In dieser Verschränkung von Theorie und Praxis, von Wissenschaft und Kunst, sind die Videoessays von Ursula Biemann eigenständige Beispiele von sinnlicher Theoriearbeit und von kritischer Kunst. Wenn zuvor von der Formulierung komplexer humaner Geografien die Rede war, die neu geordnet und organisiert werden, zielt das darauf hin, dass Biemanns Arbeiten nicht entlang geradliniger Erzählstrukturen zu einfachen Erkenntnissen führen.

Im Gegenteil: Sie schärfen das Bewusstsein für Widersprüche, für die Komplexität der Zusammenhänge, für die Unruhe in unseren Weltbildern. , so Jörg Huber.

Während Ursula Biemann bestehende und eigens generierte Wissensquellen zu vielstimmigen ästhetischen Montagen organisiert, transferiert der Zürcher Künstler Hannes Rickli in einer parallel präsentierten Ausstellung im Helmhaus Zürich audiovisuelles Material aus der naturwissenschaftlichen Forschung in den Kunstraum. Biemann montiert Expertenwissen mit eigenen Eindrücken, Rickli verwendet überschüssiges Material aus der wissenschaftlichen Forschung in einem künstlerischen Umfeld. Beide Künstler schöpfen Mehrwerte aus der Montage und dem Transfer von wissenschaftlichem und theoretischem Material in den Kunstraum. Indem sie sich Material aus Forschung und Wissenschaft aneignen, erforschen sie die Produktion von Wissen - und schaffen ihrerseits neues Wissen, über die Wissenschaft hinaus, indem Kunst immer auch selbstreflexiv ihre eigene Tätigkeit transparent macht und zur Diskussion stellt. Beide Künstler versinnlichen somit theoretisches Material. Und tragen ihrerseits zu einer weiterführenden, transdisziplinären Theoriebildung bei.
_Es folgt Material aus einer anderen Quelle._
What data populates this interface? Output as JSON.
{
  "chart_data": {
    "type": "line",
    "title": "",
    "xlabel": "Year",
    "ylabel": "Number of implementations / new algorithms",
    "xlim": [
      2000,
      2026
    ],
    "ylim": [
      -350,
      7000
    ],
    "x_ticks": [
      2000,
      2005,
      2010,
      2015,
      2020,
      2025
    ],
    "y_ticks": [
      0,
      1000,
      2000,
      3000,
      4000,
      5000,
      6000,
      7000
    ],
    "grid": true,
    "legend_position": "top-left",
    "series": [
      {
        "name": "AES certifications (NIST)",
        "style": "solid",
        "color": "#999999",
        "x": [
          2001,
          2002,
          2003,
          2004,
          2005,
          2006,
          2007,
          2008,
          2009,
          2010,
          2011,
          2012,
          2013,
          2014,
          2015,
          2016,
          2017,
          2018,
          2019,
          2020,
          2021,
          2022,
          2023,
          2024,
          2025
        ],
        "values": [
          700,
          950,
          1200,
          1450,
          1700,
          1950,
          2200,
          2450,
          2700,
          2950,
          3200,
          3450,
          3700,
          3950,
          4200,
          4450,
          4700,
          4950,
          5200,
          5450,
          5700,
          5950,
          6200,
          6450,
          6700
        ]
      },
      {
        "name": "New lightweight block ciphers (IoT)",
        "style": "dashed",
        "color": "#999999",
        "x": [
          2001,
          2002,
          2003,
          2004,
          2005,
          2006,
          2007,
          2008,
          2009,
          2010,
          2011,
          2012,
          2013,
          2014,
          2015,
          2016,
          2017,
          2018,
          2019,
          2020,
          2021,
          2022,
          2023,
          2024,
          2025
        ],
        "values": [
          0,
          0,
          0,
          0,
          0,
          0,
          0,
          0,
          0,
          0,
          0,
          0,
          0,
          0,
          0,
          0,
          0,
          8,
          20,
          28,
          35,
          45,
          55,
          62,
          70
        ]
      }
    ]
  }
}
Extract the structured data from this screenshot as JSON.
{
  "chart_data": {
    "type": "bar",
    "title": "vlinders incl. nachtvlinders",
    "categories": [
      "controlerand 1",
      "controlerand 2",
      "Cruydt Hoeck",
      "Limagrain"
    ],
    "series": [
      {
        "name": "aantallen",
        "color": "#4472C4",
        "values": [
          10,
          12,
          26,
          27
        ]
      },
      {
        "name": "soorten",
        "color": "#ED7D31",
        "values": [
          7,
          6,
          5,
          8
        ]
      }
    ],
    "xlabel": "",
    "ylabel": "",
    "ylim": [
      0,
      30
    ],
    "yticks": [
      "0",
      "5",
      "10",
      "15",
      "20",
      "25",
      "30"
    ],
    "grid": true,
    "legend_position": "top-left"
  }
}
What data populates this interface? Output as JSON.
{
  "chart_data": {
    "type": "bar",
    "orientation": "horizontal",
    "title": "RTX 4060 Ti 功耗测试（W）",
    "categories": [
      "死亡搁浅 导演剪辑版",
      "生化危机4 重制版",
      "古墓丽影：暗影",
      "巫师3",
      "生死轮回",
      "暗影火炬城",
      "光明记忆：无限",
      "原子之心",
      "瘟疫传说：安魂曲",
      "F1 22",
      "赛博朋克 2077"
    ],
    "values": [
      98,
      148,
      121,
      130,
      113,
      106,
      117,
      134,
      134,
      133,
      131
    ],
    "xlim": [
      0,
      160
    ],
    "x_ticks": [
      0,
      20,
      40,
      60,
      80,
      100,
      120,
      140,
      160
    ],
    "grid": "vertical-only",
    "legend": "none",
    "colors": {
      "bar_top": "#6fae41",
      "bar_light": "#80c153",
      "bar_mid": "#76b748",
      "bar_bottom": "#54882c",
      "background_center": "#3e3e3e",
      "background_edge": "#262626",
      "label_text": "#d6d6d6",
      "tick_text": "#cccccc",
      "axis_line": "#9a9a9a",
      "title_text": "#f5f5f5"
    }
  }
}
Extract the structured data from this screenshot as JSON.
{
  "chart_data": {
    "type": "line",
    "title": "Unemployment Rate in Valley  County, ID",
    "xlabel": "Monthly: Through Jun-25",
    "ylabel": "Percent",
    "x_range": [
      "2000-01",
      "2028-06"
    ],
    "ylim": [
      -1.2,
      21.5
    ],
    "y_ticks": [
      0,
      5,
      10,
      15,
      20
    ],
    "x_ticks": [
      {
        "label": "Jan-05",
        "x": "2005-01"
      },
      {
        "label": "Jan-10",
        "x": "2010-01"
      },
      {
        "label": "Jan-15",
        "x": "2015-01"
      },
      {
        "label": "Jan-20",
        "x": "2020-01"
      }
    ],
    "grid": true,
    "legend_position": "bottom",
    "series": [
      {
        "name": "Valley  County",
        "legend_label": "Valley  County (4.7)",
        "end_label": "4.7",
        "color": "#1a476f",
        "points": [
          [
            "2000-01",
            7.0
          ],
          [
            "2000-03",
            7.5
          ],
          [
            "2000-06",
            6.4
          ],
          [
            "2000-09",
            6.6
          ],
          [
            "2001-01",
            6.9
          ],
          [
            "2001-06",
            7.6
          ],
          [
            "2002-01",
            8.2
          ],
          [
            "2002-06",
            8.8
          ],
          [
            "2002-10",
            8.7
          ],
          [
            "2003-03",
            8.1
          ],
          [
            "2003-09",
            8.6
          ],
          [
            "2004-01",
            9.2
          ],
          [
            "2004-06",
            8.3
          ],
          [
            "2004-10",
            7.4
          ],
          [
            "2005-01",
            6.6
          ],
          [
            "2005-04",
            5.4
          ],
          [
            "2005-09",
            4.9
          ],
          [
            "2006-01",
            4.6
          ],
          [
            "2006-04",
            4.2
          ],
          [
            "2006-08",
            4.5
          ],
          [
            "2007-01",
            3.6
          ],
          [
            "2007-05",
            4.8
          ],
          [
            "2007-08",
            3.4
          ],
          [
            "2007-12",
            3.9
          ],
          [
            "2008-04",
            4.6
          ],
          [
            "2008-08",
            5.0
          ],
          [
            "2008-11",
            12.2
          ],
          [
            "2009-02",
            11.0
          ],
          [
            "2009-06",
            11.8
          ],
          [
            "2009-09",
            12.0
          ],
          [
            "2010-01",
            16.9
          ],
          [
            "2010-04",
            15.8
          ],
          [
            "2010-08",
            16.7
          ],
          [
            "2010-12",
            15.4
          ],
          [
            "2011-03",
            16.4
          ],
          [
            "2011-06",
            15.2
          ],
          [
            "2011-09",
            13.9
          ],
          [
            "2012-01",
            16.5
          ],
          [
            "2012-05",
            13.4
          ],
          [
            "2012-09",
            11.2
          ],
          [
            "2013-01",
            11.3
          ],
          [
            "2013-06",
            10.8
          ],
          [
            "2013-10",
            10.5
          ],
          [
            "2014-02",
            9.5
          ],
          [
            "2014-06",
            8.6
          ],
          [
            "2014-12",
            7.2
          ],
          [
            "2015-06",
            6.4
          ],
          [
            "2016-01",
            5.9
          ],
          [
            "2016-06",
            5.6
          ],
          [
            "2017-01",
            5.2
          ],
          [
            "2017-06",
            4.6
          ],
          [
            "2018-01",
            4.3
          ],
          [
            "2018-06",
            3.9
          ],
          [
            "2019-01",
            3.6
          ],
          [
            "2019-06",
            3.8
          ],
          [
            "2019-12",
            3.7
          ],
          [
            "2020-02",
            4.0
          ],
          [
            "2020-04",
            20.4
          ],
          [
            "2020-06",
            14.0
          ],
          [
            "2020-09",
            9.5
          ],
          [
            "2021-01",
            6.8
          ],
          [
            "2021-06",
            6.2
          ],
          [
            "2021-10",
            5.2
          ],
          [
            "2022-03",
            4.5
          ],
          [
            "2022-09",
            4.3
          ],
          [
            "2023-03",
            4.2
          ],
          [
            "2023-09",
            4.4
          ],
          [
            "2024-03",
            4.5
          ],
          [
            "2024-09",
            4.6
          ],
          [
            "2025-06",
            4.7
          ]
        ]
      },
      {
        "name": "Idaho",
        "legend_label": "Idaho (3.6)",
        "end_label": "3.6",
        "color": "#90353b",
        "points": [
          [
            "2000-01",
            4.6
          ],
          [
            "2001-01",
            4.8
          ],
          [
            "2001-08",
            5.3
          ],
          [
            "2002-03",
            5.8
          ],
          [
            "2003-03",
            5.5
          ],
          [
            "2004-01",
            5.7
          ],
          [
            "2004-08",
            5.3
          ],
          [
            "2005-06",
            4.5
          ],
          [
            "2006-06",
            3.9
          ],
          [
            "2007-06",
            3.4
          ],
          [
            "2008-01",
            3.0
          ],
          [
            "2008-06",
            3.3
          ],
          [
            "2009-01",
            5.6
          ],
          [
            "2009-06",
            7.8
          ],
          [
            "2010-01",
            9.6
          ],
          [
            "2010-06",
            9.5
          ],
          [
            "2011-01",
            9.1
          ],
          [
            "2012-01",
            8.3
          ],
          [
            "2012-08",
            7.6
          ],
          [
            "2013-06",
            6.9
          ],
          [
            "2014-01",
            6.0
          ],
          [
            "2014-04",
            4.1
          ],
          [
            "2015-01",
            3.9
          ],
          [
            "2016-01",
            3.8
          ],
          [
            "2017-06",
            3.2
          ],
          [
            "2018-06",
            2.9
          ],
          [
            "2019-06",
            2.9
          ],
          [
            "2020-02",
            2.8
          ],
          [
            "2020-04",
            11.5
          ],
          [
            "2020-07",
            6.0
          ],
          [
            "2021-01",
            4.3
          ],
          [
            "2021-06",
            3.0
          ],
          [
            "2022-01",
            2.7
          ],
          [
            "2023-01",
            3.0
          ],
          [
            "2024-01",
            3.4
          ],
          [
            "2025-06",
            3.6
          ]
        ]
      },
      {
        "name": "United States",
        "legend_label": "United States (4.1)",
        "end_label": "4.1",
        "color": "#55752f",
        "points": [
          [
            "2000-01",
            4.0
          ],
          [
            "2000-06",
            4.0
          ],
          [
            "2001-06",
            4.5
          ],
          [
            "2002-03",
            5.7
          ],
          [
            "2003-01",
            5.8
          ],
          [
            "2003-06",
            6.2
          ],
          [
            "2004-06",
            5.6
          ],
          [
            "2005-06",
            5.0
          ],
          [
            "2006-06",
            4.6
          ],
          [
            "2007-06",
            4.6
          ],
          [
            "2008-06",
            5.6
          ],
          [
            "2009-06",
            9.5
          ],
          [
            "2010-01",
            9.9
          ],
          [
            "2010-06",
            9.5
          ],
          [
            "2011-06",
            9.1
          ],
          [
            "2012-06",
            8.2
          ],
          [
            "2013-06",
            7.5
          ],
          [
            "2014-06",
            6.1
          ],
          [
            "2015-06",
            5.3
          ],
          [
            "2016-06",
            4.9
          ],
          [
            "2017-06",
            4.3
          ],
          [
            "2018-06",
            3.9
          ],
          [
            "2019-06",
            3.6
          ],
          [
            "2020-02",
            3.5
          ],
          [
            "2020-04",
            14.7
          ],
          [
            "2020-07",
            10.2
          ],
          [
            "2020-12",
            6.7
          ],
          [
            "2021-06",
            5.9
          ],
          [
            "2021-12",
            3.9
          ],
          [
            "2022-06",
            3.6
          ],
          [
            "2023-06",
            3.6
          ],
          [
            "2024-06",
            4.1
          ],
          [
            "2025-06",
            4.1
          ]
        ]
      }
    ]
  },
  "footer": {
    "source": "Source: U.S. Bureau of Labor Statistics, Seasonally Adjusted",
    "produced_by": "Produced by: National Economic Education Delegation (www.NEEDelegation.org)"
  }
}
Im Medium Video lässt sich die Ereignishaftigkeit sowohl von sozialpolitischen Geschehnissen wie von wissenschaftlicher Forschung exemplarisch vorführen. Aus Ursula Biemanns Arbeit geht hervor, wie konstruiert Information, die uns tagtäglich als Master-Narrative zum Beispiel auf CNN vorgeführt wird, eigentlich ist: wie selektiv und interpretiert, wie fluid und flüchtig. Biemanns Arbeit sensibilisiert für die verdrängten Nebenstränge von Information, für Widersprüche und Gegensätze. Statt Mainstream-Information für bare Münze zu nehmen, umkreist sie Informationspakete, schaut, was sich hinter ihnen verbirgt, wie sie zu Stande gekommen sind und was sie ausblenden. In diesem Sinn ist ihre Arbeit im Wortsinn kritisch - konstruktiv kritisch, weil aus der Differenz ihrer Haltung zum kritisierten Gegenstand neue Information generiert wird. Das Medium Video eröffnet Biemann Möglichkeiten, die Konstruiertheit von Information zu dekonstruieren - und ihrerseits neue, differenzierte, vielstimmige Information transparent zu kommunizieren. Biemanns Video-Erkundungen widmen sich Gegengeografien, die sich durch verdeckte Operationssysteme, durch innovative Widerstandspraktiken und migratorische Selbstbestimmung herausbilden. Mit dem Betreten von off-limit Zonen, geheimen Leitwegen, klandestinen und virtuellen Territorien visualisieren die Videos eine subversive geografische Praxis und gehen der Frage nach, inwiefern sich Künstlerinnen und Künstler in diese symbolischen und materiellen Räume einschreiben können.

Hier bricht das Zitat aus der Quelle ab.